Et ce n’est pas, non plus, la technologie qui est la cause de la déspiritualisation de nos races, c’est l’idéologie occidentale elle-même, qui en a fait un but indépassable. La même idéologie qui est en fait une schizophrénie endémique, le mensonge permanent d’un système de pouvoir qui prétend tirer sa légitimité du très démocratique principe du « peuple souverain » mais dont la principale préoccupation est d’empêcher lesdits peuples, de plus en plus, d’exprimer leurs aspirations – sans parler même de les réaliser! A la Sororité Aryenne, nous tournons résolument le dos, en faisant voleter nos chevelures chatoyantes et vibrer nos poitrines fermes, aux vieilles dogmatiques pendouillantes de l’humanisme, des monothéismes abrahamiques, du libéralisme et de l’universalisme. Nous proposons des valeurs post-modernes, féminines, pour retrouver la continuité des civilisations hellénistique et européennes, contre cette idéologie occidentale dont le dessein est, comme jadis Moïse, d’imposer sa Loi contre la vie et le réel.

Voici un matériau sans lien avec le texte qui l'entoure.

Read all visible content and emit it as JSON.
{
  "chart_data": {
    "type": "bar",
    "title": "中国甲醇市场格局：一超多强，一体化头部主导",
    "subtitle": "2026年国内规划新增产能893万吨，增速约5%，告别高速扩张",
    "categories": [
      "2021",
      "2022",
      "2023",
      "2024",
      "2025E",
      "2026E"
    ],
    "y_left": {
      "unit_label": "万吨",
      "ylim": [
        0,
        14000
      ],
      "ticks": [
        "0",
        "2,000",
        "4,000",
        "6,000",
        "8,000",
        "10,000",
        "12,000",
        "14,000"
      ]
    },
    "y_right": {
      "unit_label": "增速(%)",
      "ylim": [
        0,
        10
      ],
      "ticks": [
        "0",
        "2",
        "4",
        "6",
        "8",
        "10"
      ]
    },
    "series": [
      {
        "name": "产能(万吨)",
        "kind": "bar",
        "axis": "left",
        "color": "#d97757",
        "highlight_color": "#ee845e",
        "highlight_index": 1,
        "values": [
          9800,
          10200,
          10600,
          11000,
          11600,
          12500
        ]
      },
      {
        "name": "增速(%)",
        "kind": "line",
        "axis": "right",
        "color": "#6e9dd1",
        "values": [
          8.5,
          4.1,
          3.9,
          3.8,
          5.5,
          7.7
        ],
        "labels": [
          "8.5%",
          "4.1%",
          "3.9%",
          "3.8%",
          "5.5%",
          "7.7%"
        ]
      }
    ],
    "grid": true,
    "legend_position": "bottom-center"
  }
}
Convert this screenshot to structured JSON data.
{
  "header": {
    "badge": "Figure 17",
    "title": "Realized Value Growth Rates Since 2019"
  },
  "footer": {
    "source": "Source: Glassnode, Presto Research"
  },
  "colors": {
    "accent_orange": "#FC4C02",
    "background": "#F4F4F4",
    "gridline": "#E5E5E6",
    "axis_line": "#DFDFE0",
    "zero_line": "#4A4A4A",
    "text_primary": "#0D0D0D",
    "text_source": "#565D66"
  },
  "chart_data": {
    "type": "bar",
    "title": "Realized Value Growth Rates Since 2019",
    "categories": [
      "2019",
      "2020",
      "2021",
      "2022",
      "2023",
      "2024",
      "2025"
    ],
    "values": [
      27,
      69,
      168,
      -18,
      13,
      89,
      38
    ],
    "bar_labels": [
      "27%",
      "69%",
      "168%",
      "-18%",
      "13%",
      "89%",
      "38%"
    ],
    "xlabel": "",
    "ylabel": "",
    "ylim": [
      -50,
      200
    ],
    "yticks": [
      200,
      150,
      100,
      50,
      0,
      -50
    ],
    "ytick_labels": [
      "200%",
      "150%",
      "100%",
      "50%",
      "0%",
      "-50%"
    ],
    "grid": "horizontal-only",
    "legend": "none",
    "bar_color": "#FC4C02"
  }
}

Nous sommes déjà facteur de régénération en proposant un nouveau comportement social, sécessionniste et sensuel, lié à une renaissance contemporaine de l’esthétique européenne et biaisant la moralité réglementée, les savoirs institués, et les réseaux technocratiques. Nous ne renions rien et considérons la technologie comme une preuve du génie créatif aryen au même titre que son art et sa culture. En assumant entièrement la totalité de l’histoire de notre race, la Sororité Aryenne constitue donc aujourd’hui la principale force de l’anti-déclin, le soleil nouveau de l’aryanisme éternel.